Ben Hep Hakkı Savundum
Kalbim hep mazlumdan yana oldu. Hakkıyla kazanan zengine düşman olmadım hiç. Beytülmali kasası gibi görenleri hiç sevemedim ben, sevmeyeceğim de. En önemlisi de doğal zenginliklerimizi talan edenlere hakkımı helal etmiyorum. Yardımcı olanları da affetmiyorum. İnsanları değişik fraksiyonlara bölüp, kendi çıkarları için basamak olarak kullananlar, sonra da sefaletlerinin üzerine taht kurup saltanat sürenler de bir gün hak ettikleri cezayı elbette göreceklerdir. Bu mazlum ve masum milletin ah’ ı kimsede kalmayacaktır.

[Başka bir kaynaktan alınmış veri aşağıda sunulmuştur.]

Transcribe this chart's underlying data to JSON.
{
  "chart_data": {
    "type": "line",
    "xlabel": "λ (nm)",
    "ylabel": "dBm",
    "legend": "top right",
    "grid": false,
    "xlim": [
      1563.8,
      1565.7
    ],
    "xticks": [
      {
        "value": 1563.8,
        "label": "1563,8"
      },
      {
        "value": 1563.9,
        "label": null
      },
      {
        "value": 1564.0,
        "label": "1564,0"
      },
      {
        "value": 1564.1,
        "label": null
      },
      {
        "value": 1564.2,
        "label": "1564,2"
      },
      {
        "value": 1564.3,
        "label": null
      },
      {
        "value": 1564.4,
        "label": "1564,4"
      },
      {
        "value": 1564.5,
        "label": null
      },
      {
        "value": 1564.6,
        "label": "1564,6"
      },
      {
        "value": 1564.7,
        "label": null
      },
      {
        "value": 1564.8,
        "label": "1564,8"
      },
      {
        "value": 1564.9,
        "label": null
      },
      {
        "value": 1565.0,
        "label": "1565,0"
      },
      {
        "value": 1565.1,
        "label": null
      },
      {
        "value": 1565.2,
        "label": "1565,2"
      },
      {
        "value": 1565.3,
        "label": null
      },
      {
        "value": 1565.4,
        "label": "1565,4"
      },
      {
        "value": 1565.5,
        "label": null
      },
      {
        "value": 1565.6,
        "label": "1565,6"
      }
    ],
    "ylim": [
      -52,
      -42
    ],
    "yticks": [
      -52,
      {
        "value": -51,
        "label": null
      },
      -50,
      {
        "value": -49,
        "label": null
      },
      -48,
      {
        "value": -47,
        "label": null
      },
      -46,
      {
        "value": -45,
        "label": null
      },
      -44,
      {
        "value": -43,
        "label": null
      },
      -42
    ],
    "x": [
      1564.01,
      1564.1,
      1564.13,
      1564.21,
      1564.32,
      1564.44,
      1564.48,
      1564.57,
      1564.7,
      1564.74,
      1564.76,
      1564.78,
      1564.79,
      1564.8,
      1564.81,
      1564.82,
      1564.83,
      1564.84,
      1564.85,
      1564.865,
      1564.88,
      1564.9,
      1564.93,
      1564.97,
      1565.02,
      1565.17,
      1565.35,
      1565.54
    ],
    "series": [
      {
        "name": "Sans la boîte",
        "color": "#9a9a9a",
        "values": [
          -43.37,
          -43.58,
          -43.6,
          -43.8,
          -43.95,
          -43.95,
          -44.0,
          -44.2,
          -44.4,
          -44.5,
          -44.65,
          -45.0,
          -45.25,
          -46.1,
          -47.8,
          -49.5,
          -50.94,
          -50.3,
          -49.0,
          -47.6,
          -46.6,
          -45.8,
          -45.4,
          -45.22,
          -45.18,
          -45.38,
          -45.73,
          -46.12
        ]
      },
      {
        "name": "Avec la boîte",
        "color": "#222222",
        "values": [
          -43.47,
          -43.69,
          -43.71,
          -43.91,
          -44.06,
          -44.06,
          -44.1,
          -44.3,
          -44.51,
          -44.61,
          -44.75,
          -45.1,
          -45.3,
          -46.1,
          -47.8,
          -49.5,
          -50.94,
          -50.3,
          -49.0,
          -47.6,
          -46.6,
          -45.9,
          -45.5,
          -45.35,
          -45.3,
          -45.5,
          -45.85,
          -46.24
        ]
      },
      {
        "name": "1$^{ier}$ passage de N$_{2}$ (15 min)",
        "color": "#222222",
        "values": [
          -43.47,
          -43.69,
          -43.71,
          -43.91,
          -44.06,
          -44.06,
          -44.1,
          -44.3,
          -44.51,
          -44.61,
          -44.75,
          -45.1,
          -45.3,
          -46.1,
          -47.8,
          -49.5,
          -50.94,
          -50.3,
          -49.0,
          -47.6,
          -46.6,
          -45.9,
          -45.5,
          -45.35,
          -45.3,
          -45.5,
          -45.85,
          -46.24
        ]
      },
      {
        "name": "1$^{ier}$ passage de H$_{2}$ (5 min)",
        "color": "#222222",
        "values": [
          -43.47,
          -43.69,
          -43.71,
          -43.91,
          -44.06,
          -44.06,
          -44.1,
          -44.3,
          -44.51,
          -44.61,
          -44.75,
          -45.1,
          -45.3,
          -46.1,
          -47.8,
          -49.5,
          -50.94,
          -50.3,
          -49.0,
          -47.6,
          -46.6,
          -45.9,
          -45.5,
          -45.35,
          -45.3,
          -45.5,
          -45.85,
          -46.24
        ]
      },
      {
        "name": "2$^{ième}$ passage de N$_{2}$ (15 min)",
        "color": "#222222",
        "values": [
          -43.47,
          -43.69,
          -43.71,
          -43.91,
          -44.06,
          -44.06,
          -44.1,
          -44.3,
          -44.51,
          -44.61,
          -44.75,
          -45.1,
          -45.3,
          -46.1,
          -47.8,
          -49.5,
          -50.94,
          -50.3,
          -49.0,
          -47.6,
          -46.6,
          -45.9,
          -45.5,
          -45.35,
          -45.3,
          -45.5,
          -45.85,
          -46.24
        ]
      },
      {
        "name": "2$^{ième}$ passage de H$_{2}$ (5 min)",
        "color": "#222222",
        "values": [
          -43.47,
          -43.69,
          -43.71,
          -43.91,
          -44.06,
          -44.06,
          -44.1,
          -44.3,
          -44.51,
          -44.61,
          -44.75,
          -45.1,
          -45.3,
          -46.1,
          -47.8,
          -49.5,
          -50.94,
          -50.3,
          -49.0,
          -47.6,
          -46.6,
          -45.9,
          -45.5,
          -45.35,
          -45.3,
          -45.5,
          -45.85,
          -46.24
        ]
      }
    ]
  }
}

Dünya hayatı geçici olduğu kadar da kısadır aslında. Bunu görebilen ve kazancını helal yerden temin edip hem kendi için, hem de insanlık için harcaya bilenlere ne mutlu. Ancak karşılıksız yapılan yardımlar gerçek yardımlardır. Kaç kişi yapabiliyor böyle yardımları acaba. Rızkın onda dokuzu ticarettedir. Ticareti de helalinden yaparsan helal kazanç elde edebilirsin. Günümüzde zengin ile fakirin arasında ki uçurum her geçen gün açılmakta ve fakir daha fakir, zengin ise daha zengin olmaktadır. Sonra da yardımlarla yaşamaya muhtaç haline getirilen binlerce aile. Kişi başına 9000 dolar düşen bir ülkede eğer hâlâ yeşil kartlı ve yoksulluk maaşıyla geçinenler var ise bu yapıda bir arıza var demektir. Hâlâ çöp kutularından marul toplayan, pazarın sonunu bekleyen insanlar dolaşıyorsa pazarlar da, bunun üzerinde uzun uzun düşünmemiz gerekir. Ülkemizde ki pastanın hacmi belli değil mi?
”Allah'ın bir pulunu bekleye dursun on kul,
Bir kişiye dokuz, dokuz kişiye bir pul,
Bu taksimi kurt yapmaz kuzulara şah olsa,
Yaşasın kefenimin kefili kara borsa...”
Böyle diyor rahmetli Necip Fazıl, büyük usta ve büyük düşünür. Demesine demişte, başına gelmeyen kalmamış. Kolay mı zannediyorsunuz siz bedava geçinenlerle uğraşmayı. Sabahtan akşama kadar çalışan kadın erkek, çoluk çocuk karnını zor doyururken, elini sıcak sudan soğuk suya koymadan yaşayan, sabahlara kadar tabak kıran insanlar da var bizim ülkemizde. Bu değirmenin suyu nerden geliyor acaba…
Evet değerli dostlar kantar bozuk tartan titiz olunca olan işte böyle oluyor. Ben yine de diyorum Allah kimseyi namerde muhtaç etmesin. Kazancınız helalinden ve emeğiniz den olsun. Az olsun emeğin olsun. O zaman gönlün huzurlu ve için mutlu olur. Yattığın yatağında ilaç almadan uyuyabilirsin. Evde kavga etmeden oturur acı soğanı tatlı tatlı yiyebilirsin. Sakın fukara edebiyatı demeyin. Biz tabanın çocukları böyle geldik böyle gideriz. Alnımız ak, başımız dik… Allah kimsenin önünde başımızı eğdirtmesin diyor hepinizi saygı ve sevgiyle selamlıyorum.